Bajé la vista hasta sus pies. Tenía las
zapatillas vomitadas. Me dieron nauseas.
-Pensé que ibas a estar muy ocupada, pensé que…
No supe cómo
seguir. Negué con la cabeza y pasé por su lado, procurando no levantar la vista,
procurando no tocarla. Pude oler la desesperación, la transpiración atrapada,
la urgencia febril… pero también pude oler otra cosa. Pude oler la descomposición de la que está
hecha la inmortalidad. Pude oler la tierra viva, llena de gusanos, que se
sacude dando forma a todos los sueños esculpidos en barro.
Las náuseas
crecieron y aceleré mi andar, confundido, enojado por la vuelta que había
significado dar una vuelta. Aceleré mi andar porque no quería seguir sintiendo
la tentación de cruzarme con sus facciones desencajadas… ¿qué tan rojos o
desorbitados estarían sus ojos? ¿qué tan gigantes o inexistentes serían sus
pupilas? ¿cuánto se abriría su boca? ¿cuán deformada estaría toda ella?
¿Estarán ya
los gusanos a flor de piel?
-Mati… -su
voz era quebradiza. Palabras que salían y se caían muertas, palabras que salían
y se elevaban, salvajes. Palabras que se apilaban, formando algo entre
nosotros. Un muro de contención. Una despedida. Otra vez.
Me detuve,
sin girarme.
-¿Qué pasa?
-Si alguien
me pregunta voy a negar todo… voy a decir que el que estaba quebrado, borracho
y drogado eras vos. Posta.
Me encogí
de hombros.
-Hacé lo
que quieras. En casa hay un montón de birras y porro. Te van a creer.
Me alejé, más
arrepentido que épico.
Hoy es
lunes y ella aún no regresó.
Siempre me asustó pensar en qué podía pasar si
un día decidía no volver. Ahora está pasando y no parece tan terrible. Puede
que se trate de vergüenza o venganza. La mayoría de las cosas se reducen a eso.
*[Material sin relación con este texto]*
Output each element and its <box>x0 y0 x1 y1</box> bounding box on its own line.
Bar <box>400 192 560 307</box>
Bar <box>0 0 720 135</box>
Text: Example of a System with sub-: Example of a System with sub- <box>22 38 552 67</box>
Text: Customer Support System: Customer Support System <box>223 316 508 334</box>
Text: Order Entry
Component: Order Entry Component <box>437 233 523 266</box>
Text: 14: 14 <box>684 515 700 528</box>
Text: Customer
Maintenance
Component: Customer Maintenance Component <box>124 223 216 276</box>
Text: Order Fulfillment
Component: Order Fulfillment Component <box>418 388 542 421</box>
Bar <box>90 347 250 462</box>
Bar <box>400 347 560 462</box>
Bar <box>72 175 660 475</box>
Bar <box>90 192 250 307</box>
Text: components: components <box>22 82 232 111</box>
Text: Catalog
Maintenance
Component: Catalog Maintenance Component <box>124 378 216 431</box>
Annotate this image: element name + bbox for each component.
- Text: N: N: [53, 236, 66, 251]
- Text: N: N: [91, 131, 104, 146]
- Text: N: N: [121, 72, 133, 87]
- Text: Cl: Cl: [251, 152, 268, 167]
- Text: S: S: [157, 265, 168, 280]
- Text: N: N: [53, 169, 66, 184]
O puede ser que se trate de algo más profundo. Puede ser que tarde o temprano
reaparezca y me de las explicaciones necesarias. O es probable que no vuelva
porque sabe que voy a pedirle explicaciones. Y puede ser que no existan. O no
sean necesarias.
Sigo sin conciliarme, pero ahora, a veces,
entre mis yo y yo logramos habitar la misma habitación y somos tres.
Volví a llenar la heladera de cervezas y volví
a llamar al tipo que me vende drogas. Repito la escena del crimen, todo es sábado,
todo es madrugada de domingo. Todo ya pasó y está por llegar. Todo es la
Realidad y yo, cruzándonos de modo azaroso, viviendo la peor historia de amor
de todos los tiempos, culpándonos mutuamente de todo.